It takes a village to find a cure for VWM!

My dream ....find a cure for VWM!

About three years ago my niece,  was diagnosed with leukodystrophy known as vanishing white matter disease (VWM).  When I got the call from my sister, it was quite a shock. Like most people, I went through the stages of grief: denial, anger, sadness. I came to acceptance, last year when Prof. Orna Elroy-Stein contacted us about helping her raise funds needed to find a cure for VWM.  The idea to "Find a cure for VWM" fundraiser was born, it allowed me to do something about it.  I can’t be a scientist finding a cure, so this is what I have to do, raise the money to fund the science. It’s what we all have to do. We don’t have a choice! We’re doing this not just for my niece, but for all kids with VWM.  We’re at war with this disease. Currently no treatment or cure is available for this disease.  Although research has proven to yield positive results, research into the disease is not very well funded by medical institutions and it needs the help to continue.

I realize, as painful as it is, you have to talk about this disease. People want to help, but they can’t read your mind. You have to educate others about VWM, what it is and how they can help. I would also encourage you to ask donors if their employers have a matching gift program. These programs are like magic. If an employee donates, their company will sometimes double or triple that donation, but the employee has to ask. As a fundraiser, it’s important to ask people to take this one extra step to see if their company will match their gift. I’ve found that most organizations will.

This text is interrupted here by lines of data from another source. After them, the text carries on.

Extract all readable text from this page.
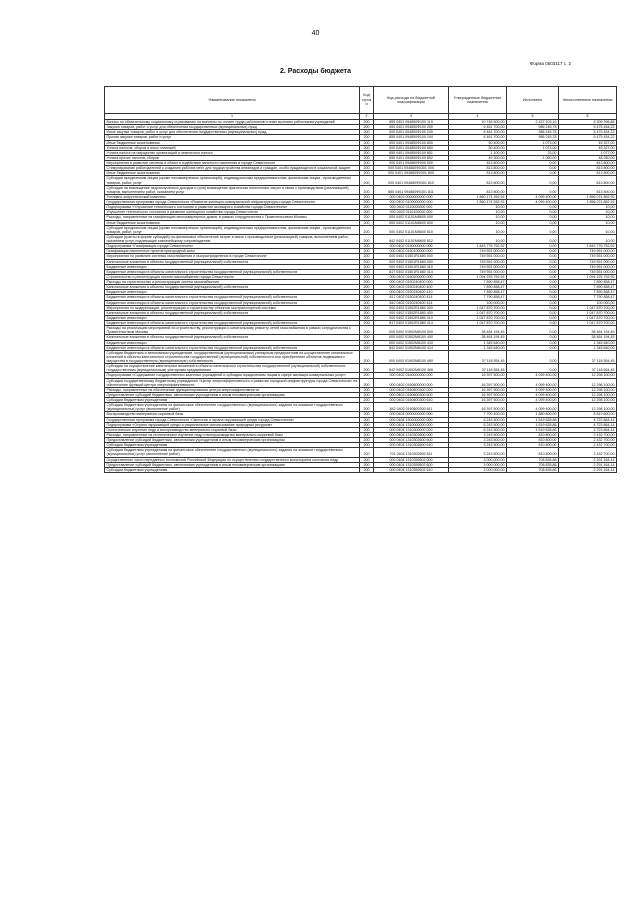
40
Форма 0503117 с. 2
2. Расходы бюджета
Наименование показателя	Код строки	Код расхода по бюджетной классификации	Утвержденные бюджетные назначения	Исполнено	Неисполненные назначения
1	2	3	4	5	6
Взносы по обязательному социальному страхованию на выплаты по оплате труда работников и иные выплаты работникам учреждений	200	855 0401 094850Ф100 119	10 746 500,00	2 437 103,15	8 309 396,85
Закупка товаров, работ и услуг для обеспечения государственных (муниципальных) нужд	200	000 0401 094850Ф100 200	6 461 700,00	986 245,78	5 475 454,22
Иные закупки товаров, работ и услуг для обеспечения государственных (муниципальных) нужд	200	000 0401 094850Ф100 240	6 461 700,00	986 245,78	5 475 454,22
Прочая закупка товаров, работ и услуг	200	855 0401 094850Ф100 244	6 461 700,00	986 245,78	5 475 454,22
Иные бюджетные ассигнования	200	000 0401 094850Ф100 800	50 400,00	1 073,00	49 327,00
Уплата налогов, сборов и иных платежей	200	000 0401 094850Ф100 850	50 400,00	1 073,00	49 327,00
Уплата налога на имущество организаций и земельного налога	200	855 0401 094850Ф100 851	1 100,00	23,00	1 077,00
Уплата прочих налогов, сборов	200	855 0401 094850Ф100 852	49 300,00	1 050,00	48 250,00
Мероприятия в развитие системы в области содействия занятости населения в городе Севастополе	200	000 0401 094860Ф000 000	813 800,00	0,00	813 800,00
Стимулирование работодателей к созданию рабочих мест для трудоустройства инвалидов и граждан, особо нуждающихся в социальной защите	200	000 0401 094860Ф0301 000	813 800,00	0,00	813 800,00
Иные бюджетные ассигнования	200	000 0401 094860Ф0301 800	813 800,00	0,00	813 800,00
Субсидии юридическим лицам (кроме некоммерческих организаций), индивидуальным предпринимателям, физическим лицам - производителям товаров, работ, услуг	200	000 0401 094860Ф0301 810	813 800,00	0,00	813 800,00
Субсидии на возмещение недополученных доходов и (или) возмещение фактически понесенных затрат в связи с производством (реализацией) товаров, выполнением работ, оказанием услуг	200	855 0401 094860Ф0301 811	813 800,00	0,00	813 800,00
Топливно-энергетический комплекс	200	000 0402 0000000000 000	1 860 174 262,92	4 099 400,00	1 856 074 862,92
Государственная программа города Севастополя «Развитие жилищно-коммунальной инфраструктуры города Севастополя»	200	000 0402 0100000000 000	1 860 174 262,92	4 099 400,00	1 856 074 862,92
Подпрограмма «Улучшение технического состояния и развитие жилищного хозяйства города Севастополя»	200	000 0402 0110000000 000	10,00	0,00	10,00
Улучшение технического состояния и развитие жилищного хозяйства города Севастополя	200	000 0402 0110100000 000	10,00	0,00	10,00
Расходы, направленные на газификацию многоквартирных домов, в рамках сотрудничества с Правительством Москвы	200	000 0402 01101М8600 000	10,00	0,00	10,00
Иные бюджетные ассигнования	200	000 0402 01101М8600 800	10,00	0,00	10,00
Субсидии юридическим лицам (кроме некоммерческих организаций), индивидуальным предпринимателям, физическим лицам - производителям товаров, работ, услуг	200	000 0402 01101М8600 810	10,00	0,00	10,00
Субсидии (гранты в форме субсидий) на финансовое обеспечение затрат в связи с производством (реализацией) товаров, выполнением работ, оказанием услуг, подлежащие казначейскому сопровождению	200	842 0402 01101М8600 812	10,00	0,00	10,00
Подпрограмма «Газификация города Севастополя»	200	000 0402 0150000000 000	1 843 776 752,92	0,00	1 843 776 752,92
Газификация населенных пунктов пригородной зоны	200	000 0402 0150100000 000	749 551 000,00	0,00	749 551 000,00
Мероприятия по развитию системы газоснабжения и газораспределения в городе Севастополе	200	000 0402 01501R1680 000	749 551 000,00	0,00	749 551 000,00
Капитальные вложения в объекты государственной (муниципальной) собственности	200	000 0402 01501R1680 400	749 551 000,00	0,00	749 551 000,00
Бюджетные инвестиции	200	000 0402 01501R1680 410	749 551 000,00	0,00	749 551 000,00
Бюджетные инвестиции в объекты капитального строительства государственной (муниципальной) собственности	200	817 0402 01501R1680 414	749 551 000,00	0,00	749 551 000,00
Строительство и реконструкция систем газоснабжения города Севастополя	200	000 0402 0150200000 000	1 094 225 752,92	0,00	1 094 225 752,92
Расходы на строительство и реконструкцию систем газоснабжения	200	000 0402 0150240400 000	7 890 858,47	0,00	7 890 858,47
Капитальные вложения в объекты государственной (муниципальной) собственности	200	000 0402 0150240400 400	7 890 858,47	0,00	7 890 858,47
Бюджетные инвестиции	200	000 0402 0150240400 410	7 890 858,47	0,00	7 890 858,47
Бюджетные инвестиции в объекты капитального строительства государственной (муниципальной) собственности	200	817 0402 0150240400 414	7 790 858,47	0,00	7 790 858,47
Бюджетные инвестиции в объекты капитального строительства государственной (муниципальной) собственности	200	842 0402 0150240400 414	100 000,00	0,00	100 000,00
Мероприятия по модернизации, реконструкции и строительству объектов газотранспортной системы	200	000 0402 01502R1880 000	1 047 870 700,00	0,00	1 047 870 700,00
Капитальные вложения в объекты государственной (муниципальной) собственности	200	000 0402 01502R1880 400	1 047 870 700,00	0,00	1 047 870 700,00
Бюджетные инвестиции	200	000 0402 01502R1880 410	1 047 870 700,00	0,00	1 047 870 700,00
Бюджетные инвестиции в объекты капитального строительства государственной (муниципальной) собственности	200	817 0402 01502R1880 414	1 047 870 700,00	0,00	1 047 870 700,00
Расходы на реализацию мероприятий по строительству, реконструкции и капитальному ремонту сетей газоснабжения в рамках сотрудничества с Правительством Москвы	200	000 0402 01502М8100 000	38 464 194,45	0,00	38 464 194,45
Капитальные вложения в объекты государственной (муниципальной) собственности	200	000 0402 01502М8100 400	38 464 194,45	0,00	38 464 194,45
Бюджетные инвестиции	200	000 0402 01502М8100 410	1 345 640,00	0,00	1 345 640,00
Бюджетные инвестиции в объекты капитального строительства государственной (муниципальной) собственности	200	842 0402 01502М8100 414	1 345 640,00	0,00	1 345 640,00
Субсидии бюджетным и автономным учреждениям, государственным (муниципальным) унитарным предприятиям на осуществление капитальных вложений в объекты капитального строительства государственной (муниципальной) собственности или приобретение объектов недвижимого имущества в государственную (муниципальную) собственность	200	000 0402 01502М8100 460	37 118 554,45	0,00	37 118 554,45
Субсидии на осуществление капитальных вложений в объекты капитального строительства государственной (муниципальной) собственности государственным (муниципальным) унитарным предприятиям	200	842 0402 01502М8100 466	37 118 554,45	0,00	37 118 554,45
Подпрограмма «Содержание государственных казенных учреждений и субсидии юридическим лицам в сфере жилищно-коммунальных услуг»	200	000 0402 0160000000 000	16 397 500,00	4 099 400,00	12 298 100,00
Субсидия государственному бюджетному учреждению «Центр энергоэффективности и развития городской инфраструктуры города Севастополя» на обеспечение функций центра энергоэффективности	200	000 0402 0160600000 000	16 397 500,00	4 099 400,00	12 298 100,00
Расходы, направленные на обеспечение функционирования центра энергоэффективности	200	000 0402 0160600300 000	16 397 500,00	4 099 400,00	12 298 100,00
Предоставление субсидий бюджетным, автономным учреждениям и иным некоммерческим организациям	200	000 0402 0160600300 600	16 397 500,00	4 099 400,00	12 298 100,00
Субсидии бюджетным учреждениям	200	000 0402 0160600300 610	16 397 500,00	4 099 400,00	12 298 100,00
Субсидии бюджетным учреждениям на финансовое обеспечение государственного (муниципального) задания на оказание государственных (муниципальных) услуг (выполнение работ)	200	842 0402 0160600300 611	16 397 500,00	4 099 400,00	12 298 100,00
Воспроизводство минерально-сырьевой базы	200	000 0404 0000000000 000	7 700 400,00	1 880 800,00	5 819 600,00
Государственная программа города Севастополя «Экология и охрана окружающей среды города Севастополя»	200	000 0404 1300000000 000	6 243 500,00	1 519 635,86	4 723 864,14
Подпрограмма «Охрана окружающей среды и рациональное использование природных ресурсов»	200	000 0404 1310000000 000	6 243 500,00	1 519 635,86	4 723 864,14
Геологическое изучение недр и воспроизводство минерально-сырьевой базы	200	000 0404 1310300000 000	6 243 500,00	1 519 635,86	4 723 864,14
Расходы, направленные на геологическое изучение недр и воспроизводство минерально-сырьевой базы	200	000 0404 1310302600 000	3 243 500,00	810 800,00	2 432 700,00
Предоставление субсидий бюджетным, автономным учреждениям и иным некоммерческим организациям	200	000 0404 1310302600 600	3 243 500,00	810 800,00	2 432 700,00
Субсидии бюджетным учреждениям	200	000 0404 1310302600 610	3 243 500,00	810 800,00	2 432 700,00
Субсидии бюджетным учреждениям на финансовое обеспечение государственного (муниципального) задания на оказание государственных (муниципальных) услуг (выполнение работ)	200	701 0404 1310302600 611	3 243 500,00	810 800,00	2 432 700,00
Осуществление части переданных полномочий Российской Федерации по осуществлению государственного мониторинга состояния недр	200	000 0404 1310359502 000	3 000 000,00	708 835,86	2 291 164,14
Предоставление субсидий бюджетным, автономным учреждениям и иным некоммерческим организациям	200	000 0404 1310359502 600	3 000 000,00	708 835,86	2 291 164,14
Субсидии бюджетным учреждениям	200	000 0404 1310359502 610	3 000 000,00	708 835,86	2 291 164,14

Vanishing White Matter Disease (VWM) is a form of Leukodystrophy. It is a devastating condition that destroys the brain's white matter. It is a chronic and progressive leukodystrophy with episodes of severe decline following infection, fever, head trauma and acute fright. Following an infection with fever, a patient may deteriorate for days with loss of motor skills, loss of vision, epileptic seizures, vomiting, irritability, depressed consciousness and finally coma. Some patients die during the coma; others recover slowly, but never to the same level as before the coma. The disorder causes deterioration of the central nervous system's white matter which consists of nerve fibers covered by myelin. Myelin is the fatty substance that insulates and protects nerves. There is no cure or treatment for the disease. Life expectancy of a child diagnosed with this disease is only into the early teens. VWM is a rare disease , very few physicians know about it, and even fewer scientists are interested in studying it.Professor Orna Elroy-Stein from Tel-Aviv University is one of the few researchers in the World studying VWM.She is focused on research surrounding VWM disease and finding a cure.

My dream is that science and research makes VWM a condition people can live with. I want everyone with VWM to have the ability to live a full, meaningful life. That would be a gift!

Believe it or not ~ we reached over $ 100K and counting :)   I said it once and I'm going to say it again, this amount would not have been possible without help of ALL our friends/family ~ the entire community and our VWM Dream Team! "It takes a village.....to find a cure for VWM" ~ We all put our hearts and hard work into raising funds needed to "Find a Cure for VWM" !~ In addition, employers matching gift programs were a big help with this fundraiser.  We had 4 employers matching  x     $ 5,000 each = $ 20,000 ! Thank you very much for your help and support

Please continue :

1. Pray for a cure to come soon !

2. Spread awareness and "like" our FB page: https://www.facebook.com/pages/Find-a-Cure-for-VWM/213513405456078

3. If you are interested in making a tax-deductible donation to support Prof. Orna Elroy -Stein, you can do so through AFTAU. Make your check payable to: American Friends of Tel Aviv University (AFTAU)

Mail to:9715 Woods Drive # 1608Skokie, IL 60077-4447Attn: Rick Kruger/Orna Elroy-Stein research for VWM

Last but not least, not only we raised over $ 100K but we also raised VWM/CACH awareness, I've mailed bracelets/t-shirts/key-chains all around the world....and as I always say:  Awareness = Funding =Cure= HOPE! This gives us a hope that cure will be here soon......!

Many thanks to all, "it takes a village" !!!